If the complainant and the involved police officer cannot come to a resolution, the complainant may file a formal complaint with the OIPRD, otherwise the matter is deemed to be a local inquiry and no further steps are taken. Police chiefs are required to provide the OIPRD with signed copies of Local Resolution forms within seven days of completion and to report the number of local inquiries on a quarterly basis.
This section of the regulation lays out the Code of Conduct that all sworn police officers in Ontario are required to follow.
Any officer or chief of police commits misconduct if he or she engages in:
- Discreditable conduct
- Neglect of duty
- Breach of confidence
- Corrupt practice
- Unlawful or unnecessary exercise of authority
- Damage to (police) clothing or equipment
- Consuming drugs or alcohol in a manner prejudicial to duty
- Conspiring, abetting or being an accessory to misconduct
This regulation describes the limitations and duties of police officers when collecting identifying information (also known as “carding” or “street checks”).
The regulation applies if a police officer asks a person for identifying information or to see an identifying document while:
- Looking into suspicious activities
- Gathering intelligence
- Investigating possible criminal activity
During these interactions officers must inform the person of their right to not provide identifying information and provide a reason for requesting identifying information.
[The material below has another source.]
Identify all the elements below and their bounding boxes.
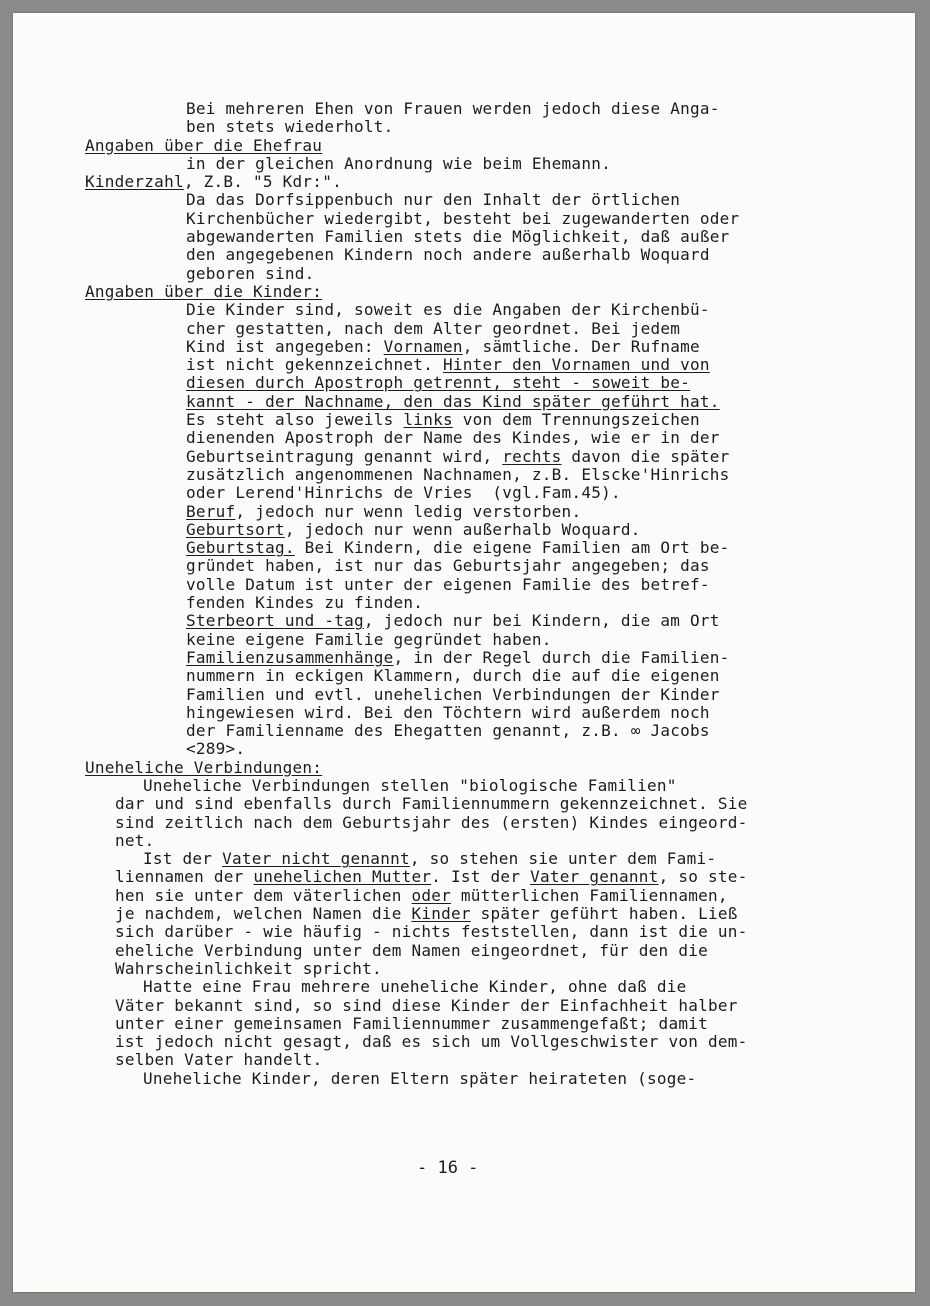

The reason cannot be:
- That the person declined to answer a question or attempted to end the interaction
- Based on race or solely because that individual is in a high-crime location
Officers must keep detailed records of each interaction and offer the person a document that includes the officer’s name and badge number and information on how to contact the OIPRD if they have concerns about the interaction.
The regulation does not apply if a police officer asks for identifying information or to see an identifying document while:
- Conducting a traffic stop
- Arresting or detaining someone
- Executing a warrant
- Investigating a specific crime
If an officer collects information contrary to this regulation, his or her actions could be considered a breach of the Code of Conduct (unlawful or unnecessary exercise of authority).
Police service boards and the Ministry of Community Safety and Correctional Services (for the OPP) must ensure policies are in place in relation to this regulation, including access to data, data retention and disclosure of collected information. Police chiefs and the Commissioner must ensure that procedures consistent with the regulation are in place and, among other things, provide annual reports to the board (or MCSCS for the OPP) that include information in relation to attempted collections of identifying information.
Rules of Procedure
In addition to the Police Services Act and Regulations, the OIPRD has created a set of Rules of Procedure to help in the fair and effective day-to-day running of the public complaint system.